Donley Frederickson, national sales manager for Rosenbauer, says his company has been building “tons of rear-mount pumpers, from our Timberwolf models to rear-mounts in 1,250- to 2,000-gpm versions.”

Frederickson says most departments tell him the advantage of a rear-mount is the increased compartment and storage space and the option of having the pump controls on the left, on the right, or at the rear of the vehicle. “A rear-mount pump balances the vehicle nicely,” he observes. “And we can improve the vehicle’s handling and maneuverability because, with a rear-mount, we can make the wheelbase shorter.”

Frederickson thinks the plumbing for a rear-mount pumper also is more efficient than for a midmount pump. “With a rear-mount, the intake to the impeller is straight in, which makes the pump more efficient,” he says. “You don’t have to go through any 90-degree turns in the plumbing.”

Wildland Applications

Rick Penner, customer service manager for Fort Garry Fire Trucks, says his firm has built a number of multipurpose wildland and urban interface rear-mount pumpers, recently delivering a half dozen to various customers who regularly take the vehicles down rugged roads and occasionally off-road. “We use 5083 saltwater marine-grade aluminum for our body that’s strong and has high corrosion resistance,” Penner says. “We’ve always had a full frame design for our body and it’s an integral part of the rear-mount pumpers we build that live off the road and go cross country.”

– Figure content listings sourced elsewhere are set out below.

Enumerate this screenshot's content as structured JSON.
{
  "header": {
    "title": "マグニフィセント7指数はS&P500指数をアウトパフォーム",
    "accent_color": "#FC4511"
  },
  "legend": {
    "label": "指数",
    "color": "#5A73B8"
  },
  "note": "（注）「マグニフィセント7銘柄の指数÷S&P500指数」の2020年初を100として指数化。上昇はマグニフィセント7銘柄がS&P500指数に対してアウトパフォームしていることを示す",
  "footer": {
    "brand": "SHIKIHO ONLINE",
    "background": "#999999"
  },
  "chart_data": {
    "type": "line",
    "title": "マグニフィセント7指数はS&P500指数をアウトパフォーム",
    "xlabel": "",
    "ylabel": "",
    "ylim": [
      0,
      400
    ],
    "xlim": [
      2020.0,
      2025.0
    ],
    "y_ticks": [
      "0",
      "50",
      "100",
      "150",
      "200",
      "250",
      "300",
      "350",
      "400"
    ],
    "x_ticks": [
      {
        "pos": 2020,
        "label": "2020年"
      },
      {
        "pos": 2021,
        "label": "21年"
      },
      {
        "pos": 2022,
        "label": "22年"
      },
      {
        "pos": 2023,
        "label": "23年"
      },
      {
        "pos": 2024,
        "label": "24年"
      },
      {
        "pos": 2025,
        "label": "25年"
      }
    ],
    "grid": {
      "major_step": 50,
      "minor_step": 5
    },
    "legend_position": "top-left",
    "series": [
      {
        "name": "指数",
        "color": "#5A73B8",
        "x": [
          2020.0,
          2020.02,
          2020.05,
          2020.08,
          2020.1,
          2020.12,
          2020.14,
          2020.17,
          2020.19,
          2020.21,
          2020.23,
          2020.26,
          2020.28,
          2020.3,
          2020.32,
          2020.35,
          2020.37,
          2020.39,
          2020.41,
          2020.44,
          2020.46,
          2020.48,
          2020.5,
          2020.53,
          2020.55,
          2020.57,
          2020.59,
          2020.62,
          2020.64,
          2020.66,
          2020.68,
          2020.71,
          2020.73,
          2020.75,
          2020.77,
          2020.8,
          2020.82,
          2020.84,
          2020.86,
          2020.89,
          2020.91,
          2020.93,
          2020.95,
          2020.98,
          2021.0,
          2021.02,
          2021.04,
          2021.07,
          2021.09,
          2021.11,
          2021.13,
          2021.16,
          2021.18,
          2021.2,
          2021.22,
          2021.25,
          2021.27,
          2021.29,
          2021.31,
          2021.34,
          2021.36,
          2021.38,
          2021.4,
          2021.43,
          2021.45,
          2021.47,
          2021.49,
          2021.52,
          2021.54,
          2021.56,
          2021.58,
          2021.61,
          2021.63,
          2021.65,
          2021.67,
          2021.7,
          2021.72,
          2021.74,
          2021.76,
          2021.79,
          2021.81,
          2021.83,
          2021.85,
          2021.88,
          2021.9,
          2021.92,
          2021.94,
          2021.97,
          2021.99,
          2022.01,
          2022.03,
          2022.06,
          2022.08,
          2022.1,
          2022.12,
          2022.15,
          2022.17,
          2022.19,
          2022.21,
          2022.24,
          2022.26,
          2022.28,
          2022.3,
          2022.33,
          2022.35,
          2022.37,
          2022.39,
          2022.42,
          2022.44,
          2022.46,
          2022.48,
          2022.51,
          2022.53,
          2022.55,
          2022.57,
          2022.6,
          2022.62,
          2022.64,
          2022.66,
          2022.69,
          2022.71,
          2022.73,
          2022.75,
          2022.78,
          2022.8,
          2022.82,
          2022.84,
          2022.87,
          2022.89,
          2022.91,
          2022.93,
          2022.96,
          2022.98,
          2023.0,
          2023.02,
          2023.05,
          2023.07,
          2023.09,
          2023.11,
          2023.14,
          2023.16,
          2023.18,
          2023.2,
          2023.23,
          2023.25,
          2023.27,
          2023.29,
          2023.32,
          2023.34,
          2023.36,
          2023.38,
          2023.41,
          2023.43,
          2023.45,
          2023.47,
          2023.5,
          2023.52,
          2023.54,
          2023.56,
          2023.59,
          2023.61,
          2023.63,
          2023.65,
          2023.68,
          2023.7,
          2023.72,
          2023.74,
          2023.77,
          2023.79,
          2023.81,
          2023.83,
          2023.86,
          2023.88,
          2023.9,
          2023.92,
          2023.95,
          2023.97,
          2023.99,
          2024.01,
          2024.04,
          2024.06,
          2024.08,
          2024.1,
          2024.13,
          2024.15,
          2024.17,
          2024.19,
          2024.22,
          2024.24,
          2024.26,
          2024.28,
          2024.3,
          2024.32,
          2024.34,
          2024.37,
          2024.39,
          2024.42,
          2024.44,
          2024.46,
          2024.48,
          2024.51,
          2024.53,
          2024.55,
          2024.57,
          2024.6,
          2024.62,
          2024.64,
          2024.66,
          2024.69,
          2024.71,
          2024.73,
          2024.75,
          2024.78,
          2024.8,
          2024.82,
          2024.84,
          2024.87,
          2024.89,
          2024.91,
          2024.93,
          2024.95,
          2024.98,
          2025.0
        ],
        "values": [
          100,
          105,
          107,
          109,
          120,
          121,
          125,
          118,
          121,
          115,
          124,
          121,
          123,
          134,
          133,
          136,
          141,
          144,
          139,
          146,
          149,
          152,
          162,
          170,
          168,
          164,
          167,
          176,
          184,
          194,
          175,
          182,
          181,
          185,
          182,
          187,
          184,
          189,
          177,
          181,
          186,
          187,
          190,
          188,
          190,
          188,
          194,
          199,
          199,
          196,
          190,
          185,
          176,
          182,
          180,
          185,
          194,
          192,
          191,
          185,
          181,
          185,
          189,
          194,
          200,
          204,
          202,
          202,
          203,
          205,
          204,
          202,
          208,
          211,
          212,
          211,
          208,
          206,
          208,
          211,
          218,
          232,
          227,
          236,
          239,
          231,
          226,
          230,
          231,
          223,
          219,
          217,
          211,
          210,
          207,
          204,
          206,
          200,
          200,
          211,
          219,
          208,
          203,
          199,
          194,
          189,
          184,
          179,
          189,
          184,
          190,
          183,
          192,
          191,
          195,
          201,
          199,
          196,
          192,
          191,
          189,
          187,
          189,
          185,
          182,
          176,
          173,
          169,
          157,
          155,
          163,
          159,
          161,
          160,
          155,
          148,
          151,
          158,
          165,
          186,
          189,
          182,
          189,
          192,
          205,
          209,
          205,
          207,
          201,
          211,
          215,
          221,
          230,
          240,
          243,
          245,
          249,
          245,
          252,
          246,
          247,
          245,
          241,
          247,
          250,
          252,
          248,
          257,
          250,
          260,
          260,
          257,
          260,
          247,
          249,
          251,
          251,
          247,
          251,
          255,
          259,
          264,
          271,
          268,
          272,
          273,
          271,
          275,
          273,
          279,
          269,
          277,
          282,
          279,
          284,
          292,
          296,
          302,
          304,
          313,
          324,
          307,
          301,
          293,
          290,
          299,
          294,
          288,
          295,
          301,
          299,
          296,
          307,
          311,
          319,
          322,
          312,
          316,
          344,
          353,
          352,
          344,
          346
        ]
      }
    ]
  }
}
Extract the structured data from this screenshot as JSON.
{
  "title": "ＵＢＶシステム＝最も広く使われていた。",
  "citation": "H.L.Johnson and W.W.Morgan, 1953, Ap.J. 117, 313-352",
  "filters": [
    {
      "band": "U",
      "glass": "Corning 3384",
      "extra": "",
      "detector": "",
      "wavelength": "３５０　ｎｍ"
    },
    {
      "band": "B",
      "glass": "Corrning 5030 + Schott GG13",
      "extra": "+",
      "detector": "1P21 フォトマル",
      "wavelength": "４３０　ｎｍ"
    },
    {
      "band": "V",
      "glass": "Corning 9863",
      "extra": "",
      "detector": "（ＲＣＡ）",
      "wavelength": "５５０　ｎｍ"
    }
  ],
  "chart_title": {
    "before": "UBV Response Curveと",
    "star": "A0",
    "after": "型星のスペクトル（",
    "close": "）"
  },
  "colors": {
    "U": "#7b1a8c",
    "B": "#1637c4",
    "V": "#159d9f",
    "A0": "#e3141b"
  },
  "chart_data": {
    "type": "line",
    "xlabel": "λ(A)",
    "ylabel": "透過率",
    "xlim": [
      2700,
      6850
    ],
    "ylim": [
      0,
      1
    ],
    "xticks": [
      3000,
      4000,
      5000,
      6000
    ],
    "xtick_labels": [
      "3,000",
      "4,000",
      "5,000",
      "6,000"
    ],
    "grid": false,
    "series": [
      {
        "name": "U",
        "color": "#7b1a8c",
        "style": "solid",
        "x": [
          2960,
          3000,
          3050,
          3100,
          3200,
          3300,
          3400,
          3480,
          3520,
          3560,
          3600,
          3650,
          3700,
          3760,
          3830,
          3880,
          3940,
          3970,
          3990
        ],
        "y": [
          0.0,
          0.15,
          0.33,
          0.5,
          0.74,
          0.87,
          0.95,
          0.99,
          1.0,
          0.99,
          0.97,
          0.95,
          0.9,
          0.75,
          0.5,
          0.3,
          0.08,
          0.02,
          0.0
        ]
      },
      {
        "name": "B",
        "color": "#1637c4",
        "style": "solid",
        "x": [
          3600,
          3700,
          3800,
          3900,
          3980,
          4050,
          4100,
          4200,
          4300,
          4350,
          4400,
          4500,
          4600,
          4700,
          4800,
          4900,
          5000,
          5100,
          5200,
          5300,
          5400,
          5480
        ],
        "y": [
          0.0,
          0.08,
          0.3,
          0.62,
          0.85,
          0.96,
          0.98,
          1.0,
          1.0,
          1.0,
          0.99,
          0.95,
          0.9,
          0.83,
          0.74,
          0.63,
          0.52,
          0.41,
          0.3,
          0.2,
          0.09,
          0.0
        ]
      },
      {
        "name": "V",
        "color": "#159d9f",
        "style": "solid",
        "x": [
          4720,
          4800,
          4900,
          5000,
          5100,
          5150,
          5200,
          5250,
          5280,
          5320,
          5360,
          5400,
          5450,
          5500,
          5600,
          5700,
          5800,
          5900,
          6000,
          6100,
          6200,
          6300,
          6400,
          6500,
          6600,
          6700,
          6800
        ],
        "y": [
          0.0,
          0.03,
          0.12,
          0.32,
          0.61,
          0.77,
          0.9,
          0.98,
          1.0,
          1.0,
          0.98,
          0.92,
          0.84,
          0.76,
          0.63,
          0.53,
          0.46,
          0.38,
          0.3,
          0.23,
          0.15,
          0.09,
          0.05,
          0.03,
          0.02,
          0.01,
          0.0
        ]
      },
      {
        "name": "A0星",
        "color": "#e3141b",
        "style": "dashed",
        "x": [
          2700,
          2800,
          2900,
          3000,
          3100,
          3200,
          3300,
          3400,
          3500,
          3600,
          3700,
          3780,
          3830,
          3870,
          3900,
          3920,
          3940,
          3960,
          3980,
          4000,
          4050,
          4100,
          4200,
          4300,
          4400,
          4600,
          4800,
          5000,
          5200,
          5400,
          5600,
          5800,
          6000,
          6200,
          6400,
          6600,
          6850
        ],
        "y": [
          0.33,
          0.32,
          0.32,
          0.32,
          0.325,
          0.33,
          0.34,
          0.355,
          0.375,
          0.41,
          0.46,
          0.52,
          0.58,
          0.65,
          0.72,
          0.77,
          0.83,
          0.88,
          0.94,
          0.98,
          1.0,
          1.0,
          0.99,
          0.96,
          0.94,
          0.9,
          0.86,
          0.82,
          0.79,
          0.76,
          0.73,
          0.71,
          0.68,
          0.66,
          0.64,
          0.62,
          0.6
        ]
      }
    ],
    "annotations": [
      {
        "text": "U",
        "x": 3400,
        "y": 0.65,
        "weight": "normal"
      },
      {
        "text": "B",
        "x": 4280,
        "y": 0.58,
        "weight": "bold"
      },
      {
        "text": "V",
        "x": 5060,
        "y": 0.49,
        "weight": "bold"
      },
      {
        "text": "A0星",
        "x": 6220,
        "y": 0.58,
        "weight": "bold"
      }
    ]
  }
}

Penner says Fort Garry’s typical rear-mount design takes a 1,250-gpm W.S. Darley & Co. pump and marries it with two gearboxes, one for the standard pump and the other for the PSRH 100-gpm high-pressure pump. “It has all the capabilities of a regular fire pump, along with a high-pressure pump, which seems to have caught on of late,” Penner points out. “There’s a definite advantage to high-pressure in terms of what it does to the water stream.” He also notes that Fort Garry also is beginning to offer custom rear-mount pumpers using Waterous pumps without the high-pressure option.

The Outlook

Regarding the overall health of the rear-mount pumper market, Yenser of KME offers a positive assessment. “Sales of rear-mounts are growing, so I think it’s a trend that’s coming back around again,” he says. “The rescue side of combination pumpers has high popularity right now, which should help the rear-mount pumper market grow even more.”

ALAN M. PETRILLO is a Tucson, Arizona-based freelance writer and is a member of the Fire Apparatus & Emergency Equipment editorial advisory board. He served 22 years with the Verdoy (NY) Fire Department, including in the position of chief.